Art Travels

The Beautiful Parisian Scenes of Jean Béraud

Errika Gerakiti 30 May 2022 min Read

In the first quarter of the 20th century, Paris was the center of artistic and intellectual activity. Artists, actors, dancers, poets, writers, philosophers from around the world went to Paris to discover the magic of the City of Lights. Champs Elysées, cafés, Montmarte, the banks of the Seine were iconic even then. One of the artists that became known for painting Parisian life and nightlife is Jean Béraud.

Jean Béraud was born in 1849 in Saint Petersburg, Russia, to a French family. When he was still young his father passed away, and the family moved to Paris. Béraud originally trained to be a doctor. When the occupation of Paris occurred during the Franco-Prussian war in 1870, he changed careers. He attended the École des Beaux-Arts and became a student of Léon Bonnat.

Béraud exhibited his paintings at the Salon in 1872 for the first time. Nevertheless, he gained recognition only four years later with the painting Leaving Montmartre Cemetery. In 1889, he exhibited along with the Society of French Watercolorists at the World’s Fair in Paris.

Jean Béraud, Leaving Montmartre Cemetery, 1876, oil on canvas, private collection. Sotheby's.
Jean Béraud, Leaving Montmartre Cemetery, 1876, private collection. Sotheby’s.

Jean Béraud, A Windy Day on the Pont des Arts, c.1880-1, oil on canvas, The Metropolitan Museum of Art, New York, USA.
Jean Béraud, A Windy Day on the Pont des Arts, c.1880-1881, The Metropolitan Museum of Art, New York, NY, USA.

Jean Béraud’s Painting Style

Béraud painted many scenes of Parisian daily life during the Belle Époque. Originally he painted in the academic style but he gradually shifted to Impressionism. That is, he incorporated realism and satire into his paintings. In particular, his mockery of Parisian societies aroused great controversy. Also, he loosened his brushstrokes, connecting to the Impressionist technique.

Jean Béraud, The Drinkers, 1908, oi on panel, private collection. Wikimedia Commons.
Jean Béraud, The Drinkers, 1908, private collection. Wikimedia Commons (public domain).

Just like his close friends, Édouard Manet and Edgar Degas, Béraud chose to depict the busy life of Paris, rather than suburban landscapes and their surroundings as his fellow Impressionists did.

Another subject that appears frequently in Béraud’s work is various biblical characters in then contemporary situations. These paintings also sparked controversy.

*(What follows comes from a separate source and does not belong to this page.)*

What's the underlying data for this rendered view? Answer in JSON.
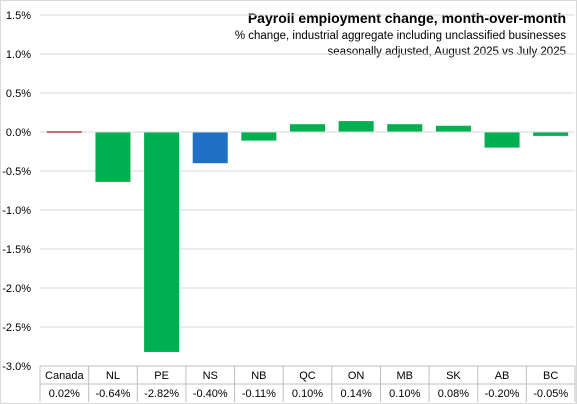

Jean Béraud, Brasserie d' étudiants, 1889, oil on canvas, private collection. Sotheby's.
Jean Béraud, Brasserie d’ étudiants, 1889, private collection. Sotheby’s.

Jean Béraud, After the Misdeed, c.1885-90, oil on canvas, National Gallery, London, UK.
Jean Béraud, After the Misdeed, c.1885-1890, National Gallery, London, UK.

The Artist’s Recognition

Jean Béraud’s paintings were popular in France. Guy de Maupassant was actually one of the artist’s biggest fans. However, this was not the case in Russia. After the Russian Revolution, Russian artists were very sardonic towards him. According to their opinion, his works personified Western civilization. That is commercial consumption and the tastes of the rich middle-class.

Jean Béraud, Une Soirée, 1878, oil on canvas, Musée d'Orsay, Paris, France.
Jean Béraud, Une Soirée, 1878, Musée d’Orsay, Paris, France.

Today he is a popular painter of la Belle Epoque. His works can be found in some of the greatest museums in the world such as the Louvre, the Metropolitan Museum in New York, the Art Institute of Chicago, etc. Moreover, his works sell at high prices in auctions. For example, the Avenue Parisienne was sold for $1.5 million and Bois de Boulogne for $1.8 million at Sotheby’s.

Jean Béraud, Avenue Parisienne, n.d., oil on canvas, Sotheby's.
Jean Béraud, Avenue Parisienne, private collection. Sotheby’s.

Jean Béraud, Bois de Boulogne, oil on canvas, Sotheby's.
Jean Béraud, Bois de Boulogne, undated, private collection. Sotheby’s.